The Apple's Hearing Study's latest release details how people suffer from tinnitus, and that most people encounter the ringing in the ears at some point.

The Apple Hearing Study has regularly released findings from its research, conducted with the University of Michigan. On Tuesday, the researchers released data on tinnitus.

Reviewing surveys and assessments from more than 160,000 participants, the team determined that 15% of people experience tinnitus daily.

"Tinnitus is something that can have a large impact on a person's life," said Rick Neitzel, University of Michigan School of Public Health's professor of environmental health sciences. "The trends that we're learning through the Apple Hearing Study about people's experience with tinnitus can help us better understand the groups most at risk, which can in turn help guide efforts to reduce the impacts associated with it."

It was determined that 77.6% of participants have experienced tinnitus at some point.

For daily tinnitus, it was found that older people were more likely to suffer from it.
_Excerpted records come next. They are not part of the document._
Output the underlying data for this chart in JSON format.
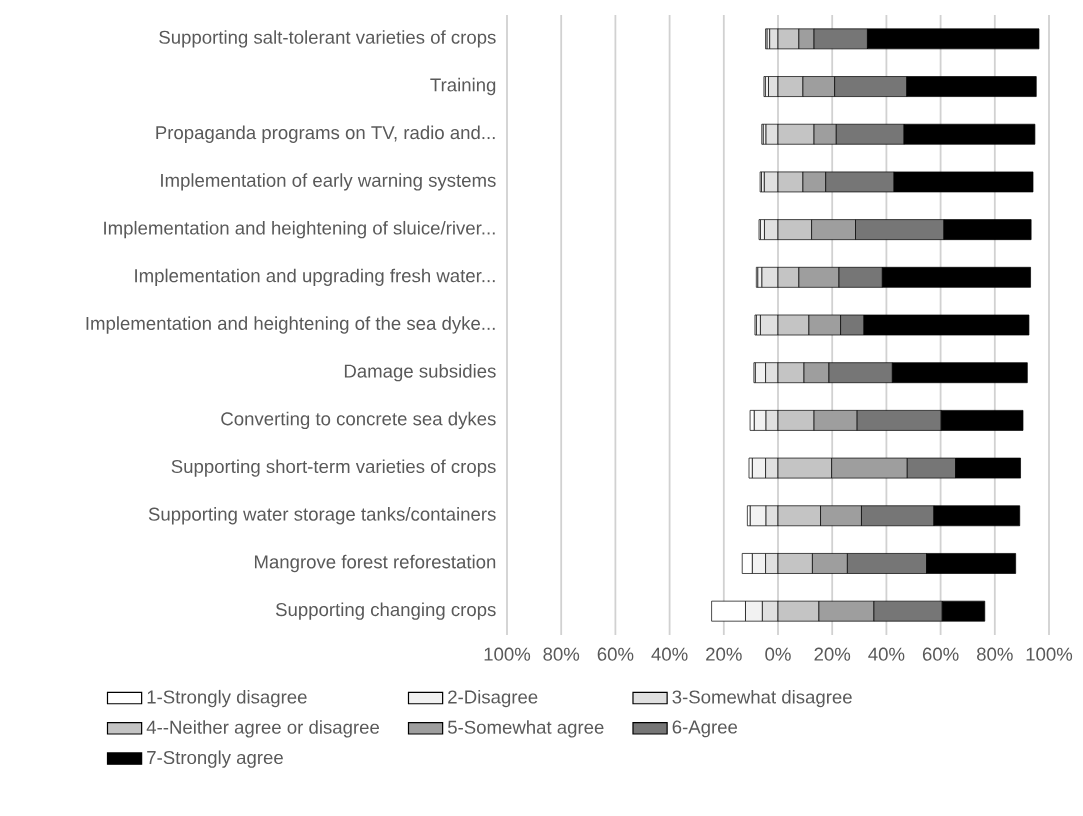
{
  "chart_data": {
    "type": "bar",
    "orientation": "horizontal",
    "stacked": true,
    "categories": [
      "Supporting salt-tolerant varieties of crops",
      "Training",
      "Propaganda programs on TV, radio and...",
      "Implementation of early warning systems",
      "Implementation and heightening of sluice/river...",
      "Implementation and upgrading fresh water...",
      "Implementation and heightening of the sea dyke...",
      "Damage subsidies",
      "Converting to concrete sea dykes",
      "Supporting short-term varieties of crops",
      "Supporting water storage tanks/containers",
      "Mangrove forest reforestation",
      "Supporting changing crops"
    ],
    "series": [
      {
        "name": "3-Somewhat disagree",
        "color": "#e0e0e0",
        "values": [
          -3.1,
          -3.5,
          -4.5,
          -5.1,
          -5.0,
          -6.0,
          -6.5,
          -4.6,
          -4.5,
          -4.6,
          -4.5,
          -4.6,
          -5.8
        ]
      },
      {
        "name": "2-Disagree",
        "color": "#f2f2f2",
        "values": [
          -1.0,
          -1.2,
          -1.0,
          -1.0,
          -1.5,
          -1.5,
          -1.5,
          -3.8,
          -4.3,
          -4.9,
          -5.8,
          -4.9,
          -6.2
        ]
      },
      {
        "name": "1-Strongly disagree",
        "color": "#ffffff",
        "values": [
          -0.5,
          -0.5,
          -0.5,
          -0.5,
          -0.5,
          -0.5,
          -0.5,
          -0.5,
          -1.5,
          -1.2,
          -1.0,
          -3.7,
          -12.5
        ]
      },
      {
        "name": "4--Neither agree or disagree",
        "color": "#c4c4c4",
        "values": [
          7.7,
          9.2,
          13.3,
          9.2,
          12.4,
          7.7,
          11.4,
          9.6,
          13.3,
          19.8,
          15.7,
          12.7,
          15.1
        ]
      },
      {
        "name": "5-Somewhat agree",
        "color": "#9e9e9e",
        "values": [
          5.6,
          11.7,
          8.2,
          8.4,
          16.2,
          14.8,
          11.7,
          9.2,
          15.9,
          27.9,
          15.1,
          12.9,
          20.3
        ]
      },
      {
        "name": "6-Agree",
        "color": "#767676",
        "values": [
          19.7,
          26.6,
          25.0,
          25.2,
          32.6,
          16.0,
          8.6,
          23.4,
          31.0,
          17.8,
          26.7,
          29.2,
          25.2
        ]
      },
      {
        "name": "7-Strongly agree",
        "color": "#000000",
        "values": [
          63.3,
          47.8,
          48.3,
          51.3,
          32.2,
          54.7,
          60.9,
          49.8,
          30.2,
          24.0,
          31.7,
          32.9,
          15.7
        ]
      }
    ],
    "xlim": [
      -100,
      100
    ],
    "xticks": [
      {
        "value": -100,
        "label": "100%"
      },
      {
        "value": -80,
        "label": "80%"
      },
      {
        "value": -60,
        "label": "60%"
      },
      {
        "value": -40,
        "label": "40%"
      },
      {
        "value": -20,
        "label": "20%"
      },
      {
        "value": 0,
        "label": "0%"
      },
      {
        "value": 20,
        "label": "20%"
      },
      {
        "value": 40,
        "label": "40%"
      },
      {
        "value": 60,
        "label": "60%"
      },
      {
        "value": 80,
        "label": "80%"
      },
      {
        "value": 100,
        "label": "100%"
      }
    ],
    "grid": "x",
    "legend": "bottom"
  }
}
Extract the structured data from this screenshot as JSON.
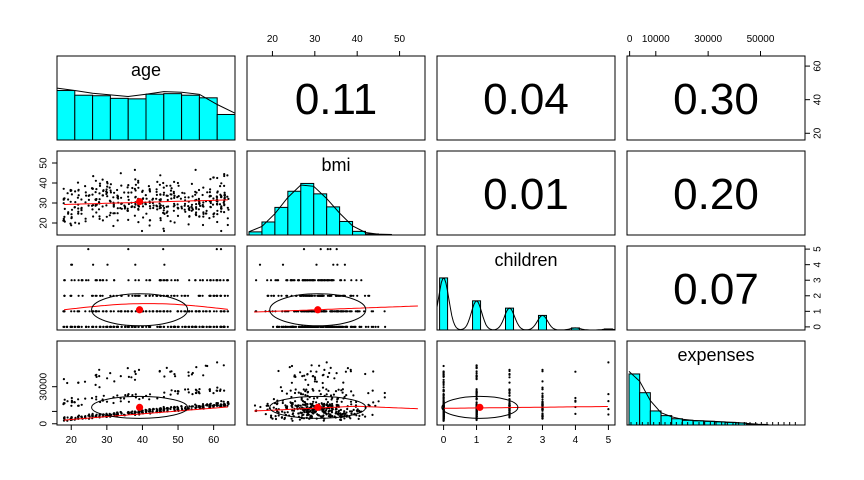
{
  "chart_data": {
    "type": "scatter-matrix",
    "variables": [
      "age",
      "bmi",
      "children",
      "expenses"
    ],
    "correlations": {
      "age_bmi": "0.11",
      "age_children": "0.04",
      "age_expenses": "0.30",
      "bmi_children": "0.01",
      "bmi_expenses": "0.20",
      "children_expenses": "0.07"
    },
    "axes": {
      "age": {
        "range": [
          16,
          66
        ],
        "ticks": [
          20,
          30,
          40,
          50,
          60
        ]
      },
      "bmi": {
        "range": [
          14,
          56
        ],
        "ticks": [
          20,
          30,
          40,
          50
        ]
      },
      "children": {
        "range": [
          -0.2,
          5.2
        ],
        "ticks": [
          0,
          1,
          2,
          3,
          4,
          5
        ]
      },
      "expenses": {
        "range": [
          -1000,
          67000
        ],
        "ticks": [
          0,
          10000,
          30000,
          50000
        ],
        "left_ticks": [
          0,
          10000,
          30000
        ],
        "left_tick_labels": [
          "0",
          "",
          "30000"
        ]
      }
    },
    "right_axes": {
      "age": [
        20,
        40,
        60
      ],
      "children": [
        0,
        1,
        2,
        3,
        4,
        5
      ]
    },
    "histograms": {
      "age": [
        0.95,
        0.86,
        0.85,
        0.8,
        0.79,
        0.88,
        0.89,
        0.86,
        0.81,
        0.49
      ],
      "bmi": [
        0.06,
        0.25,
        0.53,
        0.84,
        0.99,
        0.79,
        0.54,
        0.26,
        0.07,
        0.02,
        0.01
      ],
      "children": [
        {
          "x": 0,
          "h": 1.0
        },
        {
          "x": 1,
          "h": 0.56
        },
        {
          "x": 2,
          "h": 0.42
        },
        {
          "x": 3,
          "h": 0.28
        },
        {
          "x": 4,
          "h": 0.04
        },
        {
          "x": 5,
          "h": 0.02
        }
      ],
      "expenses": [
        0.98,
        0.62,
        0.27,
        0.18,
        0.12,
        0.09,
        0.08,
        0.07,
        0.06,
        0.05,
        0.04,
        0.02,
        0.01
      ]
    },
    "means": {
      "age": 39.2,
      "bmi": 30.7,
      "children": 1.1,
      "expenses": 13270
    }
  }
}
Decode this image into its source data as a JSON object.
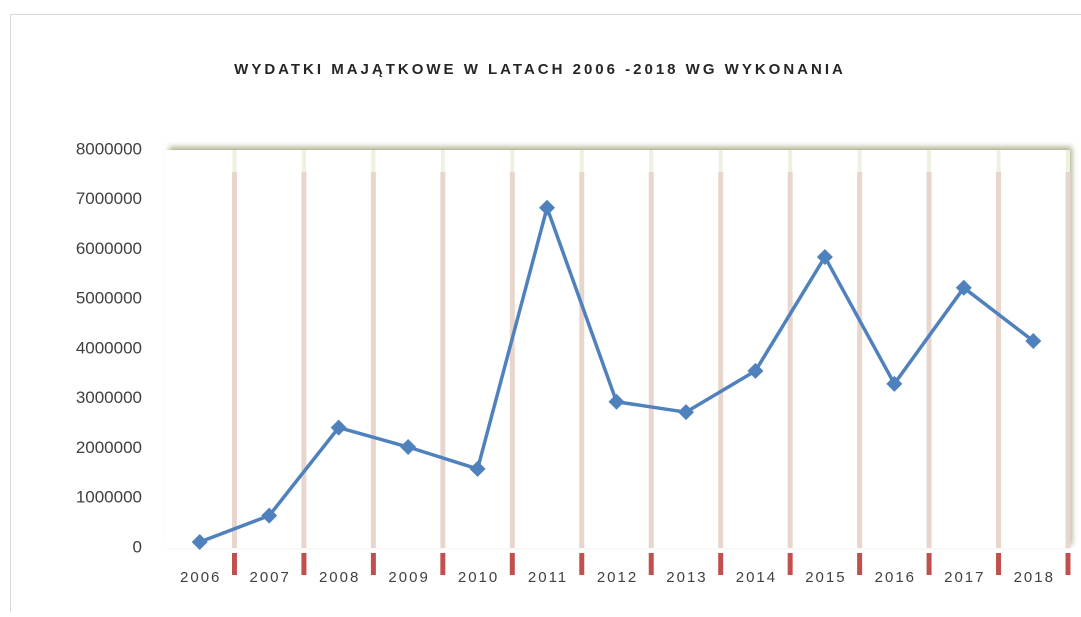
{
  "chart_data": {
    "type": "line",
    "title": "WYDATKI MAJĄTKOWE W LATACH 2006 -2018 WG WYKONANIA",
    "categories": [
      "2006",
      "2007",
      "2008",
      "2009",
      "2010",
      "2011",
      "2012",
      "2013",
      "2014",
      "2015",
      "2016",
      "2017",
      "2018"
    ],
    "series": [
      {
        "color": "#4f81bd",
        "values": [
          120000,
          650000,
          2420000,
          2030000,
          1590000,
          6840000,
          2940000,
          2730000,
          3560000,
          5850000,
          3300000,
          5230000,
          4160000
        ]
      }
    ],
    "ylim": [
      0,
      8000000
    ],
    "yticks": [
      0,
      1000000,
      2000000,
      3000000,
      4000000,
      5000000,
      6000000,
      7000000,
      8000000
    ],
    "grid": false
  }
}
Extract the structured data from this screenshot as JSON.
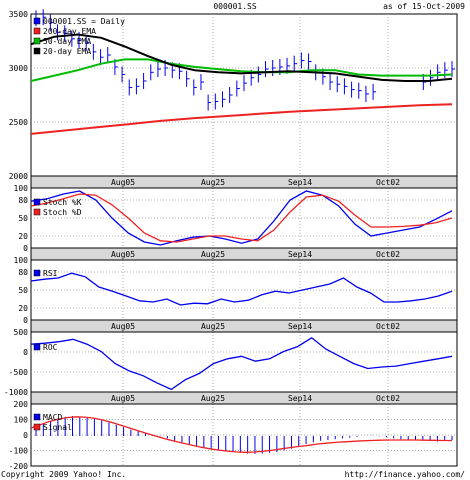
{
  "header": {
    "symbol": "000001.SS",
    "date": "as of 15-Oct-2009"
  },
  "footer": {
    "copyright": "Copyright 2009 Yahoo! Inc.",
    "url": "http://finance.yahoo.com/"
  },
  "date_bands": [
    "Aug05",
    "Aug25",
    "Sep14",
    "Oct02"
  ],
  "colors": {
    "bars": "#0000ee",
    "ema200": "#ee2222",
    "ema50": "#00bb00",
    "ema20": "#000000",
    "stochK": "#0000ee",
    "stochD": "#ee2222",
    "rsi": "#0000ee",
    "roc": "#0000ee",
    "macd_hist": "#0000ee",
    "signal": "#ee2222",
    "band": "#d8d8d8"
  },
  "chart_data": [
    {
      "type": "line",
      "title": "000001.SS",
      "ylim": [
        2000,
        3500
      ],
      "yticks": [
        "3500",
        "3000",
        "2500",
        "2000"
      ],
      "legend": [
        "000001.SS = Daily",
        "200-day EMA",
        "50-day EMA",
        "20-day EMA"
      ],
      "legend_placement": "top-left",
      "grid": true,
      "series": [
        {
          "name": "000001.SS = Daily",
          "style": "hlc-bars",
          "values": [
            3460,
            3470,
            3420,
            3330,
            3320,
            3270,
            3260,
            3230,
            3150,
            3100,
            3120,
            3010,
            2940,
            2820,
            2830,
            2880,
            2960,
            2990,
            3000,
            2980,
            2970,
            2900,
            2820,
            2870,
            2680,
            2690,
            2710,
            2750,
            2810,
            2860,
            2910,
            2940,
            2990,
            3000,
            3010,
            3020,
            3040,
            3070,
            3060,
            2960,
            2920,
            2870,
            2850,
            2830,
            2800,
            2790,
            2760,
            2780,
            null,
            null,
            null,
            null,
            null,
            null,
            2870,
            2910,
            2960,
            2980,
            2990
          ]
        },
        {
          "name": "200-day EMA",
          "values": [
            2390,
            2420,
            2450,
            2480,
            2510,
            2535,
            2555,
            2575,
            2595,
            2610,
            2625,
            2640,
            2655,
            2665
          ]
        },
        {
          "name": "50-day EMA",
          "values": [
            2880,
            2930,
            2980,
            3040,
            3080,
            3080,
            3040,
            3010,
            2990,
            2970,
            2960,
            2960,
            2980,
            2980,
            2940,
            2930,
            2930,
            2930,
            2940
          ]
        },
        {
          "name": "20-day EMA",
          "values": [
            3220,
            3290,
            3310,
            3280,
            3200,
            3110,
            3030,
            2980,
            2960,
            2950,
            2960,
            2970,
            2960,
            2950,
            2920,
            2890,
            2880,
            2880,
            2900
          ]
        }
      ]
    },
    {
      "type": "line",
      "ylim": [
        0,
        100
      ],
      "yticks": [
        "100",
        "80",
        "50",
        "20",
        "0"
      ],
      "legend": [
        "Stoch %K",
        "Stoch %D"
      ],
      "series": [
        {
          "name": "Stoch %K",
          "values": [
            78,
            82,
            90,
            95,
            80,
            50,
            25,
            10,
            5,
            12,
            18,
            20,
            15,
            8,
            15,
            45,
            80,
            95,
            88,
            70,
            40,
            20,
            25,
            30,
            35,
            48,
            62
          ]
        },
        {
          "name": "Stoch %D",
          "values": [
            70,
            75,
            82,
            90,
            88,
            72,
            50,
            25,
            12,
            10,
            15,
            20,
            20,
            15,
            12,
            30,
            60,
            85,
            88,
            78,
            55,
            35,
            35,
            36,
            38,
            42,
            50
          ]
        }
      ]
    },
    {
      "type": "line",
      "ylim": [
        0,
        100
      ],
      "yticks": [
        "100",
        "80",
        "50",
        "20",
        "0"
      ],
      "legend": [
        "RSI"
      ],
      "series": [
        {
          "name": "RSI",
          "values": [
            65,
            68,
            70,
            78,
            72,
            55,
            48,
            40,
            32,
            30,
            35,
            25,
            28,
            27,
            35,
            30,
            33,
            42,
            48,
            45,
            50,
            55,
            60,
            70,
            55,
            45,
            30,
            30,
            32,
            35,
            40,
            48
          ]
        }
      ]
    },
    {
      "type": "line",
      "ylim": [
        -1000,
        500
      ],
      "yticks": [
        "500",
        "0",
        "-500",
        "-1000"
      ],
      "legend": [
        "ROC"
      ],
      "series": [
        {
          "name": "ROC",
          "values": [
            250,
            270,
            300,
            350,
            250,
            100,
            -150,
            -300,
            -400,
            -550,
            -680,
            -480,
            -350,
            -150,
            -50,
            0,
            -100,
            -50,
            100,
            200,
            380,
            150,
            0,
            -150,
            -250,
            -220,
            -200,
            -150,
            -100,
            -50,
            0
          ]
        }
      ]
    },
    {
      "type": "bar",
      "ylim": [
        -200,
        200
      ],
      "yticks": [
        "200",
        "100",
        "0",
        "-100",
        "-200"
      ],
      "legend": [
        "MACD",
        "Signal"
      ],
      "series": [
        {
          "name": "MACD",
          "style": "histogram",
          "values": [
            60,
            80,
            95,
            110,
            120,
            125,
            122,
            118,
            110,
            98,
            85,
            70,
            55,
            40,
            30,
            18,
            8,
            -2,
            -15,
            -30,
            -45,
            -55,
            -65,
            -75,
            -85,
            -90,
            -95,
            -100,
            -105,
            -110,
            -112,
            -110,
            -105,
            -100,
            -90,
            -80,
            -65,
            -50,
            -40,
            -30,
            -25,
            -20,
            -15,
            -10,
            -5,
            0,
            2,
            -2,
            -8,
            -15,
            -20,
            -25,
            -28,
            -30,
            -32,
            -35,
            -30,
            -25
          ]
        },
        {
          "name": "Signal",
          "values": [
            50,
            70,
            90,
            105,
            115,
            120,
            118,
            112,
            100,
            85,
            68,
            50,
            32,
            15,
            -2,
            -18,
            -32,
            -45,
            -58,
            -70,
            -80,
            -88,
            -95,
            -100,
            -102,
            -100,
            -95,
            -88,
            -80,
            -72,
            -65,
            -58,
            -50,
            -45,
            -40,
            -36,
            -33,
            -30,
            -28,
            -26,
            -25,
            -25,
            -25,
            -25,
            -26,
            -27,
            -28,
            -28
          ]
        }
      ]
    }
  ]
}
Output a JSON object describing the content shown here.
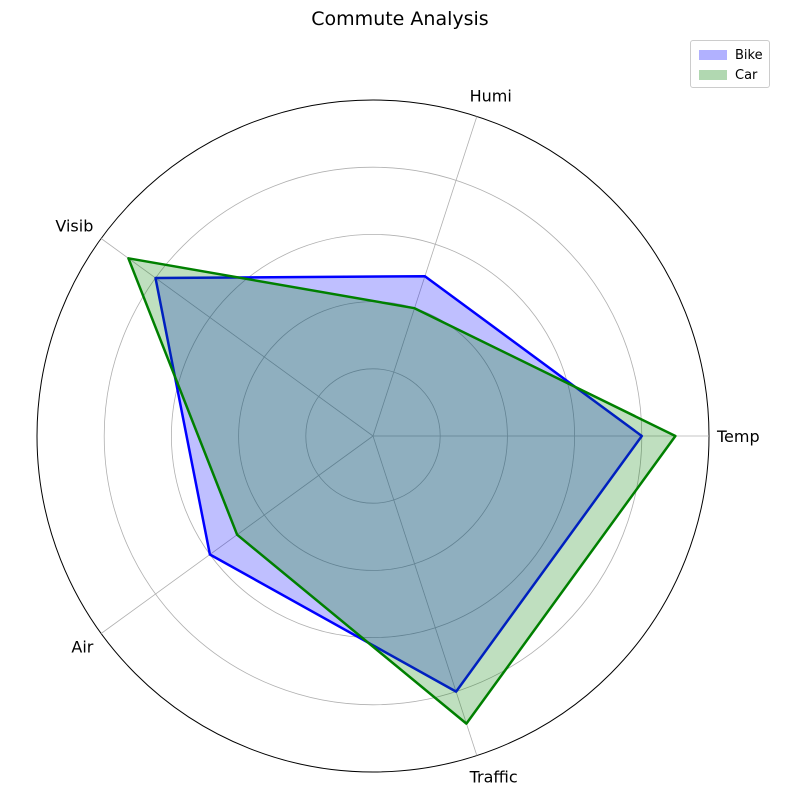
{
  "chart_data": {
    "type": "radar",
    "title": "Commute Analysis",
    "categories": [
      "Temp",
      "Humi",
      "Visib",
      "Air",
      "Traffic"
    ],
    "rmax": 100,
    "rings": [
      20,
      40,
      60,
      80,
      100
    ],
    "grid": true,
    "legend_position": "top-right",
    "series": [
      {
        "name": "Bike",
        "values": [
          80,
          50,
          80,
          60,
          80
        ],
        "color": "#0000ff"
      },
      {
        "name": "Car",
        "values": [
          90,
          40,
          90,
          50,
          90
        ],
        "color": "#008000"
      }
    ]
  }
}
People over 55 were three times more likely to hear it daily compared to 18 to 34 year olds.

It was also more prevalent in men, with 2.7% more male participants experiencing it daily. However, 4.8% more men said they never had it at all.

To manage their tinnitus, 28% said they used noise machines, 23.7% listened to nature sounds, and 12.2% practiced meditation. Less than 2.1% used cognitive and behavioral therapy.

For what causes it, "noise trauma" was behind it for 20.3% of respondents, with 7.7% hearing it due to stress.

Most people only had brief episodes, versus 14.7 percent who dealt with it constantly. Again, older men were most likely to experience it more.

The Apple Hearing Study has already collected about 400 million hours of calculated environment sound levels and lifestyle surveys handled via the iPhone Research app.

Data from the study will be shared with the World Health Organization, to its Make Listening Safe initiative.